Development of an inhaled controlled release voriconazole dry powder formulation for the treatment of respiratory fungal infection.

The present research aimed to develop and characterise a sustained release dry powder inhalable formulation of voriconazole (VRZ) for invasive pulmonary aspergillosis. The developed formulations were studied for their in vitro release profile, aerosol and physico-chemical properties as well as interactions with lung epithelia in terms of toxicity and transport/uptake. VRZ and VRZ loaded poly lactide microparticles (VLM) were prepared by aqueous/organic co-solvent and organic spray drying respectively. Powders were characterised using laser diffraction, differential scanning calorimetry (DSC), X-ray powder diffraction (XRPD), dynamic vapor sorption (DVS) and electron microscopy. Aerosol performance was evaluated using an RS01 dry powder inhaler and in vitro cascade impaction. Uptake across Calu-3 lung epithelia was studied, using aerosol deposition of the powder onto cells cultured in an air interface configuration, and compared to dissolution using a conventional dialysis membrane. Additionally, toxicity of VRZ and VLM and the potential impact of transmembrane proteins on uptake were investigated.
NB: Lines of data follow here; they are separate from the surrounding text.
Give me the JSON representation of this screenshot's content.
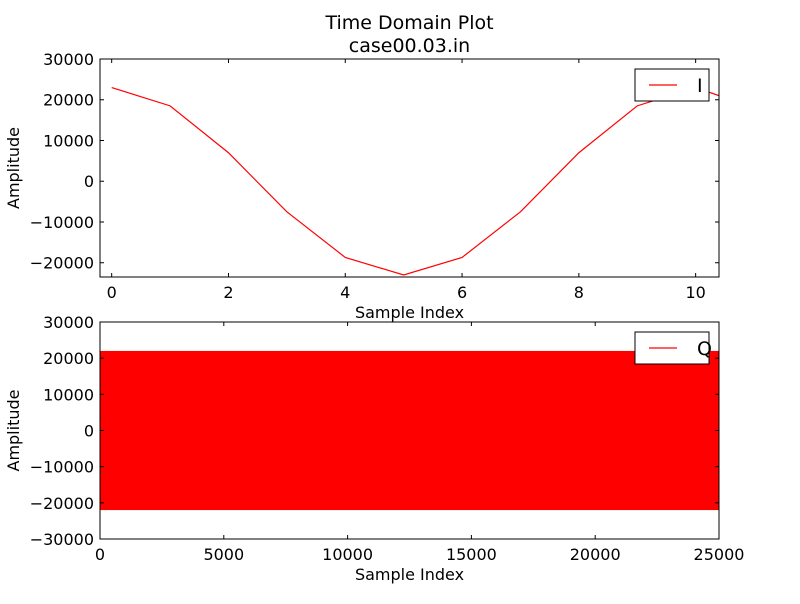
{
  "figure": {
    "title_line1": "Time Domain Plot",
    "title_line2": "case00.03.in"
  },
  "chart_data": [
    {
      "type": "line",
      "name": "top",
      "xlabel": "Sample Index",
      "ylabel": "Amplitude",
      "xlim": [
        -0.2,
        10.4
      ],
      "ylim": [
        -23500,
        30000
      ],
      "xticks": [
        0,
        2,
        4,
        6,
        8,
        10
      ],
      "xtick_labels": [
        "0",
        "2",
        "4",
        "6",
        "8",
        "10"
      ],
      "yticks": [
        -20000,
        -10000,
        0,
        10000,
        20000,
        30000
      ],
      "ytick_labels": [
        "−20000",
        "−10000",
        "0",
        "10000",
        "20000",
        "30000"
      ],
      "legend_position": "top-right",
      "grid": false,
      "series": [
        {
          "name": "I",
          "color": "#ff0000",
          "x": [
            0,
            1,
            2,
            3,
            4,
            5,
            6,
            7,
            8,
            9,
            10,
            10.4
          ],
          "y": [
            23000,
            18500,
            7000,
            -7500,
            -18700,
            -23000,
            -18700,
            -7500,
            7000,
            18500,
            23000,
            21000
          ]
        }
      ]
    },
    {
      "type": "area",
      "name": "bottom",
      "xlabel": "Sample Index",
      "ylabel": "Amplitude",
      "xlim": [
        0,
        25000
      ],
      "ylim": [
        -30000,
        30000
      ],
      "xticks": [
        0,
        5000,
        10000,
        15000,
        20000,
        25000
      ],
      "xtick_labels": [
        "0",
        "5000",
        "10000",
        "15000",
        "20000",
        "25000"
      ],
      "yticks": [
        -30000,
        -20000,
        -10000,
        0,
        10000,
        20000,
        30000
      ],
      "ytick_labels": [
        "−30000",
        "−20000",
        "−10000",
        "0",
        "10000",
        "20000",
        "30000"
      ],
      "legend_position": "top-right",
      "grid": false,
      "series": [
        {
          "name": "Q",
          "color": "#ff0000",
          "x_range": [
            0,
            25000
          ],
          "y_max": 22000,
          "y_min": -22000
        }
      ]
    }
  ]
}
The particle size and the aerosol performance of spray dried VRZ and VLM were suitable for inhalation purposes. VRZ exhibited a median volume diameter of 4.52 ± 0.07 µm while VLM 2.40 ± 0.05 µm. Spray dried VRZ was crystalline and VLM amorphous as evaluated by DSC and XRPD and both powders exhibited low moisture sorption between 0 and 90% RH (<1.2% w/w) by DVS. The fine particle fraction (% aerosol < 5 µm) for the VRZ was 20.86 ± 1.98 % while the VLM showed significantly improved performance (p<0.01) with an FPF of 43.56 ± 0.13 %. Both VRZ and VLM were not cytotoxic over a VRZ concentration range of 1.2 nM to 30 µM and the VLM particles exhibited a sustained release over 48 hours after being deposited on the Calu-3 cell line or via conventional dialysis-based dissolution measurements. Lastly, VRZ exhibited polarized transport across epithelia with basal to apical transport being slower than apical to basal. Influx and efflux transports may also play a role as transport was altered in the presence of a number of inhibitors. This study has established an inhalable and sustained release powder of VRZ for targeting invasive pulmonary aspergillosis.